Nos océans et mers sont un véritable foyer de nature étrange et merveilleuse, abritant certaines des espèces les plus remarquables connues de la science. Dans ces écosystèmes extrêmes, des créatures bizarres prospèrent et réalisent des exploits que les scientifiques pensaient un jour impossibles.

Dans cette liste, nous plongeons sous les vagues pour explorer certaines des formes de vie les plus surprenantes que le monde marin a à offrir. Nous découvrirons des vers qui mangent des squelettes, des poissons-chats capables de grimper des cascades, et des rencontres torrides entre requins léopards. Des dauphins minuscules aux dragons bleus toxiques, voici dix des espèces aquatiques les plus étranges du globe.

10 Le plus petit dauphin du monde

Les plus petits dauphins marins connus de la science sont les dauphins d’Hector — de petits plongeurs habiles dans les acrobaties impressionnantes. Ils mesurent environ 1,4 mètre de long et peuvent être trouvés en train de courir dans les eaux autour de la Nouvelle-Zélande. Ceux près de l’île du Nord appartiennent à la sous-espèce sévèrement menacée de Māui, tandis que leurs cousins sont connus sous le nom de dauphins d’Hector de l’île du Sud.

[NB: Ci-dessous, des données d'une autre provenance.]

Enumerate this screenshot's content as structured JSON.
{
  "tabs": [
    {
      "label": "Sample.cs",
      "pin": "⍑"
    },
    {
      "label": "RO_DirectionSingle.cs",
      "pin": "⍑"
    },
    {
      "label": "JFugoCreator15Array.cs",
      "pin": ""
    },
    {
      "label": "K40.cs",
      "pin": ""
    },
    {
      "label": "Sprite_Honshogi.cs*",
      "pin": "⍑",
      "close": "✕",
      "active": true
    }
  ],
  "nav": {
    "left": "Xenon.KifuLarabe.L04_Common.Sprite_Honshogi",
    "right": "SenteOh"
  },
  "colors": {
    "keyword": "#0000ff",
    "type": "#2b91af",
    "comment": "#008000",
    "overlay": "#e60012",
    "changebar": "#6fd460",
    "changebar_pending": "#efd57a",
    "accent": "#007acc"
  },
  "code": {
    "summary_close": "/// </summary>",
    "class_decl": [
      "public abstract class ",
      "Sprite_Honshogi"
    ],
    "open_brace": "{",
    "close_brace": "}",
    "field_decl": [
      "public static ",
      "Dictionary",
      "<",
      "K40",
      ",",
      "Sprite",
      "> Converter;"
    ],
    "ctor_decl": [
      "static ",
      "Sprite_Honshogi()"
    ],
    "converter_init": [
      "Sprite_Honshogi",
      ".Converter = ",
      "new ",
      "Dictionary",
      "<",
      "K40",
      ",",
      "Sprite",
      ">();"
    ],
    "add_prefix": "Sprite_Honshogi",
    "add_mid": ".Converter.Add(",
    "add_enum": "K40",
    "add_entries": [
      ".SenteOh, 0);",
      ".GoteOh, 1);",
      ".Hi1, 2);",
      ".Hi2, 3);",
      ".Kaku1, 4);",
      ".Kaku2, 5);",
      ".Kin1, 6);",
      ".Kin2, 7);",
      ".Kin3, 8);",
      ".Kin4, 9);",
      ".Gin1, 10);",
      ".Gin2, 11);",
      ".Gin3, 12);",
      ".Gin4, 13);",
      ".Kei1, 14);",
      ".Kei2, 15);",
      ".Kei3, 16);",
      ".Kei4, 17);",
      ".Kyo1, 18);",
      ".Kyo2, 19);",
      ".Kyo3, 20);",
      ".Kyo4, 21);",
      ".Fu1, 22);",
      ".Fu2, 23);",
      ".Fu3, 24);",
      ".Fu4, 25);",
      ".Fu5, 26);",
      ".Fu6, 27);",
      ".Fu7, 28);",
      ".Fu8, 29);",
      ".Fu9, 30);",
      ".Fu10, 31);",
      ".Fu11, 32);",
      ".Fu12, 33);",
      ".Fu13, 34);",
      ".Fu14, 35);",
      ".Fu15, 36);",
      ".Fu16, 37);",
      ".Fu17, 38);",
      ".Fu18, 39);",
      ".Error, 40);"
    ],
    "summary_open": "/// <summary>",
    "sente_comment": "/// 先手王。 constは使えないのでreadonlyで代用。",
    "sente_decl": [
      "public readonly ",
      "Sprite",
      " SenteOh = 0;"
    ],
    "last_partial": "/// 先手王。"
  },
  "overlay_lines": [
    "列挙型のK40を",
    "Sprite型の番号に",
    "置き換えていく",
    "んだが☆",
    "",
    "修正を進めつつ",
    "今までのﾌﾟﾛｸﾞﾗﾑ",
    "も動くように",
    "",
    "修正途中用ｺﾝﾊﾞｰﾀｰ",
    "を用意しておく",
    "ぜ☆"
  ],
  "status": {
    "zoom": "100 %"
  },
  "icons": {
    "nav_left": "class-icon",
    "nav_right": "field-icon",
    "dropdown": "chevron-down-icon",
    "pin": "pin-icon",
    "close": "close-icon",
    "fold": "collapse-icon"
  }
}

Les dauphins d’Hector peuvent plonger à des profondeurs impressionnantes compte tenu de leur petite taille. Ces nageurs minuscules plongent à environ 120 mètres, effectuant des flips et des roulades tels des acrobates en descendant. Dans une étude menée en 2025, des chercheurs de l’Université d’Auckland ont équipé 11 dauphins d’Hector de l’île du Sud de balises de suivi et ont été stupéfaits par leur portée. L’un d’eux a nagé sur 15 kilomètres le long de la côte.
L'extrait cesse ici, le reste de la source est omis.